Diálogos de Wall Street

Economía

¿Los misiles de Irán son fuegos artificiales? La Bolsa, por lo menos, no considera que puedan dañar su vuelo rasante. ¿Cuál es la lógica? Contesta Gordon Gekko, nuestro experto en mil batallas de mercado.

Periodista: Irán cumplió con su promesa de venganza. Lanzó una andanada de misiles que cayeron en suelo iraquí, en bases con militares estadounidenses, pero que no mataron a nadie. ¿Suerte? ¿Cálculo preciso? No quiere escalar la guerra, dicen sus voceros. El presidente Trump tomó el incidente como una prueba de que la tensión se descomprime. ¿Y ya está? ¿Se acabó la Tercera Gran Guerra?

Gordon Gekko: El Nasdaq clavó otro récord intradiario. Y lo mismo el S&P500. Tienen mejor puntería que Teherán.

P.: ¿Es todo esto un gigantesco bluff?

G.G.: El general Soleimani está muerto. Eso es en serio. Irreversible. Y es un golpe tremendo para Irán. Todo lo demás conviene tomarlo con pinzas.

P.: ¿Irán sació su sed de venganza? ¿Con una exhibición tan inocua como sería un show de fuegos artificiales?

G.G.: Desde ya que no. Pero cuando dice que no quiere escalar la guerra es verdad. No le conviene. No puede sostener el esfuerzo en las condiciones actuales. Elegirá una devolución más contundente, no va a dejar pasar la ofensa impune, pero ello demandará tiempo, que Estados Unidos baje sus defensas, y quizás se aplique sobre algún aliado de Washington en la región. En fin, lo de costumbre.

P.: Usted decía que la reacción del mercado era de manual. Pero que se retome la suba tan pronto se sale del libreto, ¿o me equivoco?

G.G.: Estoy de acuerdo. Es muy llamativo.

P.: Es como si los mercados le estuvieran tomado el tiempo a Trump. Y por más terrible que sean sus acciones, parecen confiar en que se trata de un golpe de efecto, dramático, pero que exagera su gravedad. Salta al abismo, sí, pero resulta que hay una red de seguridad.
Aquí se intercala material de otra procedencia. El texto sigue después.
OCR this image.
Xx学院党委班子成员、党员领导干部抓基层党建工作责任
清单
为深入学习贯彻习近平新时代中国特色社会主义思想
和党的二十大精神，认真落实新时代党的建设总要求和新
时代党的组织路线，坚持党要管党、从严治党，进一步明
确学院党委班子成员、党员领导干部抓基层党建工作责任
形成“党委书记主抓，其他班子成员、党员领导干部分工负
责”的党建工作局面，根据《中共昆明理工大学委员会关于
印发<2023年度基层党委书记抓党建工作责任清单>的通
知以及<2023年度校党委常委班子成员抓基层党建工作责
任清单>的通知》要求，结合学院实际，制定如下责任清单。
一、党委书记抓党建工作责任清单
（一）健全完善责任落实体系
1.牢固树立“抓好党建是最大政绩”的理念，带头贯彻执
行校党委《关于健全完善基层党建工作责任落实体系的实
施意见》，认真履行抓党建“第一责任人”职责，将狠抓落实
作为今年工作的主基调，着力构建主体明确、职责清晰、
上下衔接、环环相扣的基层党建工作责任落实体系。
G.G.: ¿Lobo está? Confiarse es un peligro.

P.: Pero Trump se sale con la suya. Dio un golpe furibundo, y la respuesta es una seguidilla de jabs que dan en el vacío. E Irán se queda satisfecho. Hizo lo que tenía que hacer a los ojos de su gente. Cumplió con el ritual de su venganza.

G.G.: Que esto vaya a ser gratis no lo creo.

P.: Sin embargo, los mercados suben de vuelta, con desaprensión, como si el precio no lo fueran a pagar ellos.

G.G.: Mire, las protestas internas en contra del Gobierno iraní eran feroces. Después del asesinato de Soleimani la población se galvanizó en contra de los Estados Unidos. Ese es un precio que los mercados internacionales ni siquiera van a notar.

P.: Está claro que la geopolítica no es un asunto atractivo para Wall Street. Y que en cuanto puede, sintoniza otro canal.

G.G.: Siempre fue así. Cerrar los ojos y comprar los shocks geopolíticos ha sido un gran negocio. Eso sí, la reacción positiva solía tardar más. La última vez que hacerlo salió mal fue después del 11 de septiembre de 2001.

P.: Tras el atentado a las Torres Gemelas.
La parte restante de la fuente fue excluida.